Le parquet ne demande aucune condamnation pour Airbus et Air France, sous les huées des parties civiles
Le 7 décembre, lors de son réquisitoire, le parquet estime n'être "pas en mesure de requérir la condamnation" d'Airbus et Air France et requiert en creux leur relaxe. La culpabilité des entreprises lui "paraît impossible à démontrer". "Nous savons que cette position sera très probablement inaudible pour les parties civiles", conclut le procureur, sous les huées des familles des victimes. Dans la salle d'audience, certains se lèvent en criant "mensonge !" ou "honte !".
"Ce procureur était le porte-voix d'Airbus et Air France à l'audience", réagit à la sortie l'avocat de parties civiles Alain Jakubowicz. "Le parquet s'est déshonoré aujourd'hui." "C'est totalement incompréhensible.

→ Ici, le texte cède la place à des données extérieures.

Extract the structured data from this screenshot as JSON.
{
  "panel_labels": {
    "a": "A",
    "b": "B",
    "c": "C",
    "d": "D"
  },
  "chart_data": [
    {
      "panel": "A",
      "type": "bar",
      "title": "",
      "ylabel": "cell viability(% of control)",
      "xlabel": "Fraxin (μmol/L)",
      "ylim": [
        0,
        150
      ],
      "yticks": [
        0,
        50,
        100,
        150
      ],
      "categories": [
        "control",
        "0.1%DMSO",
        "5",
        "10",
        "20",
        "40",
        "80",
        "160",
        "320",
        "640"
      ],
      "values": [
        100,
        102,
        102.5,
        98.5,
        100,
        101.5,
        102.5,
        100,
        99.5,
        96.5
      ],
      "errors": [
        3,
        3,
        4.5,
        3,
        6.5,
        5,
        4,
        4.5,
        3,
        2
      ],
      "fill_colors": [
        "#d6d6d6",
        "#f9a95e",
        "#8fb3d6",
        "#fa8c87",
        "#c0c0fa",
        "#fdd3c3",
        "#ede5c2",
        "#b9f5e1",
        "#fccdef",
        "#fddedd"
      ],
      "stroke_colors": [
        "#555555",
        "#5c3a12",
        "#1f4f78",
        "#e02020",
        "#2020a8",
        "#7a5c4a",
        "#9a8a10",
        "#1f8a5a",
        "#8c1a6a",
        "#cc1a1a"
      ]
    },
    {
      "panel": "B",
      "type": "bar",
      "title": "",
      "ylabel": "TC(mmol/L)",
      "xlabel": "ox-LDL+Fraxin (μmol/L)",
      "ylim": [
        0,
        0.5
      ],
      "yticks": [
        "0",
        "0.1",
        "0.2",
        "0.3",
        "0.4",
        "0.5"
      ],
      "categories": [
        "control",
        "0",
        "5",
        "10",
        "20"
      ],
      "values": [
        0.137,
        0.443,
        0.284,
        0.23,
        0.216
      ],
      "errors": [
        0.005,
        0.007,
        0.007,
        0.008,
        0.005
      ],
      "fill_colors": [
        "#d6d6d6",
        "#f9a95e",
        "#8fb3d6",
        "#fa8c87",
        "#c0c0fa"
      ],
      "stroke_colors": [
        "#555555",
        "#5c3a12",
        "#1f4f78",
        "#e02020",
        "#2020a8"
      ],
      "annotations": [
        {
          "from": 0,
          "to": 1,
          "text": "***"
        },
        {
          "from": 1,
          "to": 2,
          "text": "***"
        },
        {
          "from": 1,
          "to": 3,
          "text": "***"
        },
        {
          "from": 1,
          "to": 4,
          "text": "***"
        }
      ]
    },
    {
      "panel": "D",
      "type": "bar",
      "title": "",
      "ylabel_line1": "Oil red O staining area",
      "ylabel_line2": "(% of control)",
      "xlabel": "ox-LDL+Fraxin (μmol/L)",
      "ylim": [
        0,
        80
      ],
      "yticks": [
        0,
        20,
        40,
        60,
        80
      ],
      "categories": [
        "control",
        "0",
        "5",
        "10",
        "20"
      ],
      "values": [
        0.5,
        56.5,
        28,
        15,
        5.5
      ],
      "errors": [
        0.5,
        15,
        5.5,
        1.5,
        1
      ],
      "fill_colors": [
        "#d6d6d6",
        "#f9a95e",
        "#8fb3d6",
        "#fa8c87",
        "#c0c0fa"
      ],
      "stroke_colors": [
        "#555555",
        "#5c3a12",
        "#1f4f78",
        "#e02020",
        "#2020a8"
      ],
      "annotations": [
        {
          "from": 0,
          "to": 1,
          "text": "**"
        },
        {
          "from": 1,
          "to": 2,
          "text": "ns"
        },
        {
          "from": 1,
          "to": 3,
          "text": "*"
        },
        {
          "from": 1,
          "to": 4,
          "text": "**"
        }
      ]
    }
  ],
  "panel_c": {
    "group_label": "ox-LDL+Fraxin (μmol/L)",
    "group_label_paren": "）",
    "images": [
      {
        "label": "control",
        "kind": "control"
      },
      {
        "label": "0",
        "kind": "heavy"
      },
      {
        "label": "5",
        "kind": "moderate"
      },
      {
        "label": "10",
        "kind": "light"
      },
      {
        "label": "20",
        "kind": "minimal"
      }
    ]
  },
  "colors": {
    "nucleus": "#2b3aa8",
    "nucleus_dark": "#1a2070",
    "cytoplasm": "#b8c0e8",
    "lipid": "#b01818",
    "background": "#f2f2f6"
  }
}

On ne peut pas l'accepter", commente le lendemain, sur franceinfo, Sébastien Busy, un des avocats de l’association Entraide et Solidarité AF447.
Lors de leurs plaidoiries, les avocats de la défense d'Airbus et d'Air France s'excusent que des mots, une attitude, aient "pu blesser". Mais ils plaident la relaxe pour les deux entreprises. "La vérité peut parfois ne pas apaiser. Il vous appartiendra d'appliquer le droit et seulement le droit", déclare Simon Ndiaye, le conseil d'Airbus. L'avocat termine sa plaidoirie en s'adressant aux juges : "Si, demain, vous relaxez Airbus, je ne dirai pas que vous avez rendu un jugement excellent. Si la relaxe est prononcée, ce ne sera pas une victoire d'Airbus contre les parties civiles. Il ne peut y avoir de victoire quand il y a 228 morts."